A Senate Committee has approved a Bill to expand the safe harbour regime under the Copyright Act and the Federal Government has closed consultation on the effectiveness of site blocking legislation. Senior Associate Kaelah Ford and Law Graduate Ammy Singh report.
In late March, the Senate Environment and Communications Legislation Committee released its report on the Copyright Amendment (Service Providers) Bill 2017. The Bill provides for the expansion of the 'safe harbour regime' under the Copyright Act, which currently enables carriage service providers (CSPs) to avoid liability for acts of copyright infringement by users of their networks, by complying with certain conditions, including taking down infringing material when they have been notified of a suspected infringement by a copyright owner.
If passed, the Bill will extend safe harbour protection to the following online service providers:
- educational institutions;
- public or Parliamentary libraries;
- archives and specified galleries and museums;
- key cultural institutions; and
- organisations assisting persons with a disability.
The Senate Committee did not accept the Productivity Commission's 2016 recommendation that the regime be extended to cover all online service providers. Advocates for this approach say that it would allow Australian technology companies to compete in the global market, given that the US, the UK and the EU all have more expansive safe harbour regimes. These views were echoed in the Greens' dissenting report.

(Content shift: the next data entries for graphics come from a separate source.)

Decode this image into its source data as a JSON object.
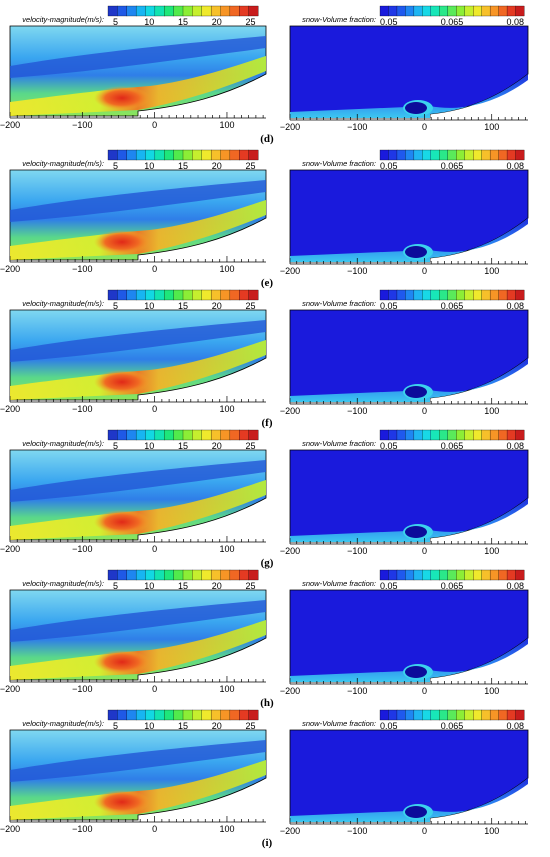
{
  "velocity_legend": {
    "title": "velocity-magnitude(m/s):",
    "ticks": [
      "5",
      "10",
      "15",
      "20",
      "25"
    ],
    "colors": [
      "#1f37c8",
      "#1f59e6",
      "#1e86f0",
      "#17b5f2",
      "#12d8e2",
      "#12e3b1",
      "#1ee77a",
      "#52ea4c",
      "#8cee36",
      "#c6ef2e",
      "#efe92c",
      "#f7c02a",
      "#f79526",
      "#f06723",
      "#e43a22",
      "#c81c1c"
    ]
  },
  "snow_legend": {
    "title": "snow-Volume fraction:",
    "ticks": [
      "0.05",
      "0.065",
      "0.08"
    ],
    "colors": [
      "#1a1adc",
      "#1f37e6",
      "#1f59ee",
      "#1f86f2",
      "#1fb5f2",
      "#18d8e6",
      "#18e6b8",
      "#2ae88a",
      "#5aea5a",
      "#8cee36",
      "#c6ef2e",
      "#efe92c",
      "#f7c02a",
      "#f79526",
      "#f06723",
      "#e43a22",
      "#c81c1c"
    ]
  },
  "x_ticks": [
    "−200",
    "−100",
    "0",
    "100"
  ],
  "panels": [
    {
      "label": "(d)"
    },
    {
      "label": "(e)"
    },
    {
      "label": "(f)"
    },
    {
      "label": "(g)"
    },
    {
      "label": "(h)"
    },
    {
      "label": "(i)"
    }
  ]
}
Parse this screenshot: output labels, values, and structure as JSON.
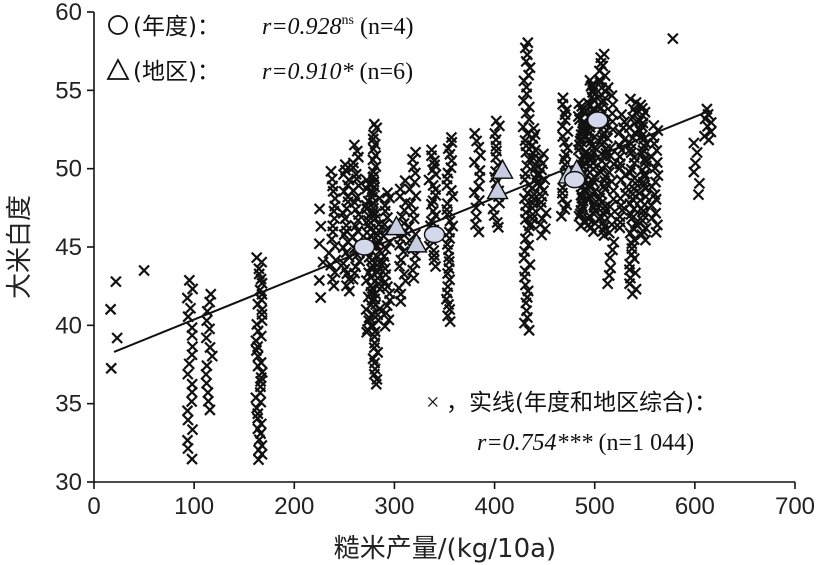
{
  "chart_data": {
    "type": "scatter",
    "xlabel": "糙米产量/(kg/10a)",
    "ylabel": "大米白度",
    "xlim": [
      0,
      700
    ],
    "ylim": [
      30,
      60
    ],
    "x_ticks": [
      0,
      100,
      200,
      300,
      400,
      500,
      600,
      700
    ],
    "y_ticks": [
      30,
      35,
      40,
      45,
      50,
      55,
      60
    ],
    "grid": false,
    "legend_placement": "top-left and bottom-right",
    "legend": [
      {
        "symbol": "○",
        "label": "(年度)：",
        "r_text": "r=0.928",
        "sig": "ns",
        "n_text": "(n=4)"
      },
      {
        "symbol": "△",
        "label": "(地区)：",
        "r_text": "r=0.910*",
        "sig": "",
        "n_text": "(n=6)"
      },
      {
        "symbol": "×",
        "label": "，实线(年度和地区综合)：",
        "r_text": "r=0.754***",
        "sig": "",
        "n_text": "(n=1 044)"
      }
    ],
    "regression_line": {
      "x": [
        20,
        615
      ],
      "y": [
        38.3,
        53.7
      ]
    },
    "annual_means": [
      {
        "x": 270,
        "y": 45.0
      },
      {
        "x": 340,
        "y": 45.8
      },
      {
        "x": 480,
        "y": 49.3
      },
      {
        "x": 503,
        "y": 53.1
      }
    ],
    "regional_means": [
      {
        "x": 302,
        "y": 46.3
      },
      {
        "x": 322,
        "y": 45.2
      },
      {
        "x": 403,
        "y": 48.6
      },
      {
        "x": 408,
        "y": 49.9
      },
      {
        "x": 474,
        "y": 49.6
      },
      {
        "x": 482,
        "y": 49.9
      }
    ],
    "observation_clusters": [
      {
        "x": 20,
        "ymin": 37.3,
        "ymax": 42.8,
        "n": 4
      },
      {
        "x": 50,
        "ymin": 43.5,
        "ymax": 43.5,
        "n": 1
      },
      {
        "x": 95,
        "ymin": 31.5,
        "ymax": 42.9,
        "n": 20
      },
      {
        "x": 115,
        "ymin": 34.6,
        "ymax": 42.0,
        "n": 14
      },
      {
        "x": 165,
        "ymin": 31.4,
        "ymax": 44.3,
        "n": 40
      },
      {
        "x": 228,
        "ymin": 41.8,
        "ymax": 47.4,
        "n": 6
      },
      {
        "x": 238,
        "ymin": 42.5,
        "ymax": 49.8,
        "n": 18
      },
      {
        "x": 252,
        "ymin": 42.2,
        "ymax": 50.3,
        "n": 24
      },
      {
        "x": 262,
        "ymin": 43.0,
        "ymax": 51.5,
        "n": 24
      },
      {
        "x": 275,
        "ymin": 39.5,
        "ymax": 49.5,
        "n": 40
      },
      {
        "x": 282,
        "ymin": 36.2,
        "ymax": 52.9,
        "n": 50
      },
      {
        "x": 292,
        "ymin": 40.0,
        "ymax": 48.5,
        "n": 22
      },
      {
        "x": 308,
        "ymin": 41.5,
        "ymax": 49.2,
        "n": 18
      },
      {
        "x": 318,
        "ymin": 43.0,
        "ymax": 51.1,
        "n": 18
      },
      {
        "x": 338,
        "ymin": 43.8,
        "ymax": 51.2,
        "n": 24
      },
      {
        "x": 355,
        "ymin": 40.2,
        "ymax": 52.0,
        "n": 32
      },
      {
        "x": 383,
        "ymin": 46.0,
        "ymax": 52.3,
        "n": 14
      },
      {
        "x": 402,
        "ymin": 46.2,
        "ymax": 53.1,
        "n": 18
      },
      {
        "x": 432,
        "ymin": 39.7,
        "ymax": 58.1,
        "n": 45
      },
      {
        "x": 440,
        "ymin": 46.5,
        "ymax": 52.5,
        "n": 20
      },
      {
        "x": 448,
        "ymin": 45.8,
        "ymax": 51.0,
        "n": 16
      },
      {
        "x": 470,
        "ymin": 47.0,
        "ymax": 54.5,
        "n": 22
      },
      {
        "x": 487,
        "ymin": 46.3,
        "ymax": 54.2,
        "n": 40
      },
      {
        "x": 497,
        "ymin": 46.0,
        "ymax": 55.6,
        "n": 50
      },
      {
        "x": 508,
        "ymin": 45.8,
        "ymax": 57.3,
        "n": 45
      },
      {
        "x": 516,
        "ymin": 42.6,
        "ymax": 55.2,
        "n": 24
      },
      {
        "x": 528,
        "ymin": 46.2,
        "ymax": 53.4,
        "n": 20
      },
      {
        "x": 538,
        "ymin": 42.0,
        "ymax": 54.5,
        "n": 40
      },
      {
        "x": 548,
        "ymin": 45.5,
        "ymax": 54.1,
        "n": 36
      },
      {
        "x": 560,
        "ymin": 46.0,
        "ymax": 52.8,
        "n": 18
      },
      {
        "x": 578,
        "ymin": 58.3,
        "ymax": 58.3,
        "n": 1
      },
      {
        "x": 602,
        "ymin": 48.4,
        "ymax": 51.7,
        "n": 6
      },
      {
        "x": 613,
        "ymin": 51.8,
        "ymax": 53.8,
        "n": 8
      }
    ]
  }
}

Others have opposed an expansive safe harbour regime, drawing a distinction between service providers that are mere conduits of online content, and those that have the ability to exercise control over the content on their platforms. For example, the Australian Copyright Council submitted that a US-style regime encourages wilful blindness on the part of the platform, shifting all risk to the copyright owner who must monitor and issue takedown notices.
While the Bill is likely to pass in its current form, this may not be the end of the story, as online service providers are likely to continue to seek broader protection.
On 13 February 2018, the Federal Government sought submissions on the Copyright Amendment (Online Infringement) Act 2015, which has been in operation since June 2015. Under the Act, copyright owners can apply to the Federal Court to block access to an online location operated outside Australia that has the primary purpose of infringing, or facilitating the infringement of, copyright (think torrent sites like Pirate Bay).
Stakeholders were asked to comment on the efficiency of the site blocking mechanism, the application process, and whether or not any amendments are required to improve the Act.
Overall it appears that both rights holders and CSPs are content with the Act's operation, though concerns have been raised about the protracted nature of the application process. Some stakeholders have also suggested that the 'primary purpose' threshold be amended to a 'substantial purpose or effect' test and that the requirement for a website to be located outside of Australia be removed, which is likely to be the subject of further debate.
The Federal Government has not indicated when it expects to release the findings of its review. Watch this space.